What had started out as something funny - shared with pictures via text message to family members while sharing a Friday morning chuckle, had quickly escalated into an all-out battle of the wills. On the little's side, she had to pack three bags - and a purse. Had to. On my side, initially persuaded by enthusiasm and cuteness, I had previously agreed to the bag plus one small purse. However, by 3:30 PM battered by an assault of whining and coercive tactics throughout the day about the other pieces of luggage I lost it. I took away the purse and endured the fury of a four-year-old fueled by anticipation, desperation, and devastation that no amount of mindful breathing could have eased at that moment. It wasn't just the bags or the fit. It had been the week - the week leading up to vacation.
The endless week of tying up loose ends at work, in addition to preparing in advance for the return work week. Strategizing meal planning with what's in the house as to not leave food to spoil and shopping for the vacation ahead. Cleaning and making arrangements for fur babies, and of course packing, all the while reminding yourself to focus on why you're doing this mad rush. It can be terrible until all the sudden - it's not.
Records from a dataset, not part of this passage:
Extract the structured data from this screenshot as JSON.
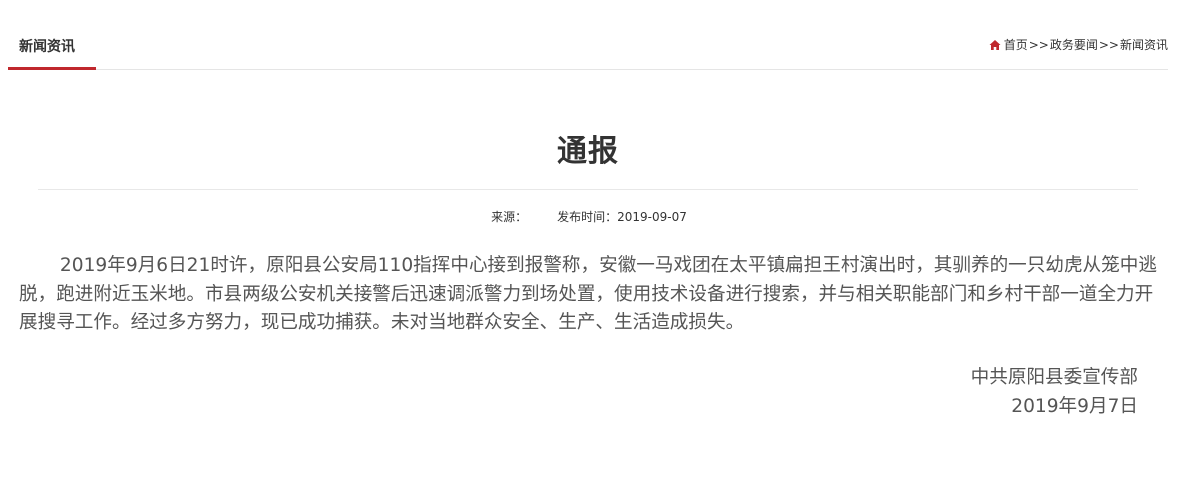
{
  "header": {
    "section_label": "新闻资讯",
    "breadcrumb": {
      "home": "首页",
      "separator": ">>",
      "level1": "政务要闻",
      "level2": "新闻资讯"
    }
  },
  "article": {
    "title": "通报",
    "source_label": "来源：",
    "source_value": "",
    "publish_label": "发布时间：",
    "publish_date": "2019-09-07",
    "body": "2019年9月6日21时许，原阳县公安局110指挥中心接到报警称，安徽一马戏团在太平镇扁担王村演出时，其驯养的一只幼虎从笼中逃脱，跑进附近玉米地。市县两级公安机关接警后迅速调派警力到场处置，使用技术设备进行搜索，并与相关职能部门和乡村干部一道全力开展搜寻工作。经过多方努力，现已成功捕获。未对当地群众安全、生产、生活造成损失。",
    "signature_org": "中共原阳县委宣传部",
    "signature_date": "2019年9月7日"
  },
  "colors": {
    "accent": "#c0282d",
    "divider": "#e5e5e5"
  },
  "icons": {
    "home": "home-icon"
  }
}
It's a moment that's slightly intoxicating. When you breathe a breath of unfamiliar air. When your eyes are delighted by new colors, structures, and shapes. When everything around you, even if you've been there before, is suddenly anything but home. There are so few moments in our lives that make us feel like a child on Christmas Eve, especially as we age. However, there is something about that moment that takes me back to that very nostalgic excitement - only better because it's mixed with a sense of freedom. Rebellion almost. That's why I do it. Not for the experience or the memories, albeit those are icing on the cake. But, for that moment.
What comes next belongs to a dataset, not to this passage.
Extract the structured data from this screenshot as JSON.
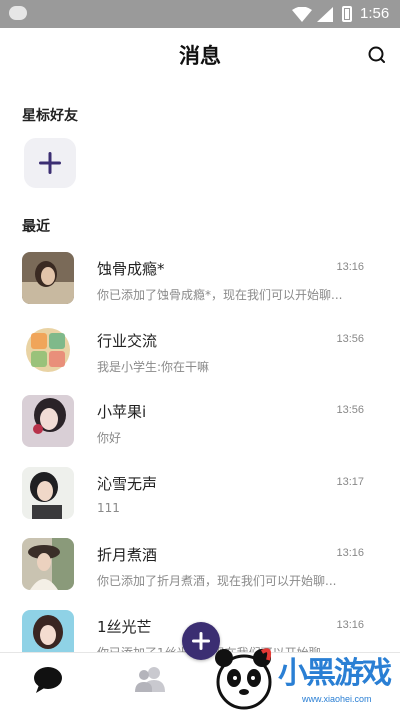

For that's the only moment we're guaranteed on a trip - especially if traveling with children. Often uncertain waters of illness, bickering, or arrangements going array are peppered with laughter, bonding, and moments of peace like little islands of refuge. Arguably, the only other moment we can count on is the moment stepping over the threshold when returning home. When you open the door and the scenes and smells of ordinary life come flooding out. Everything just where you left it, waiting for you to resume your need of it. Welcoming you home. And for a moment, you're perfectly content.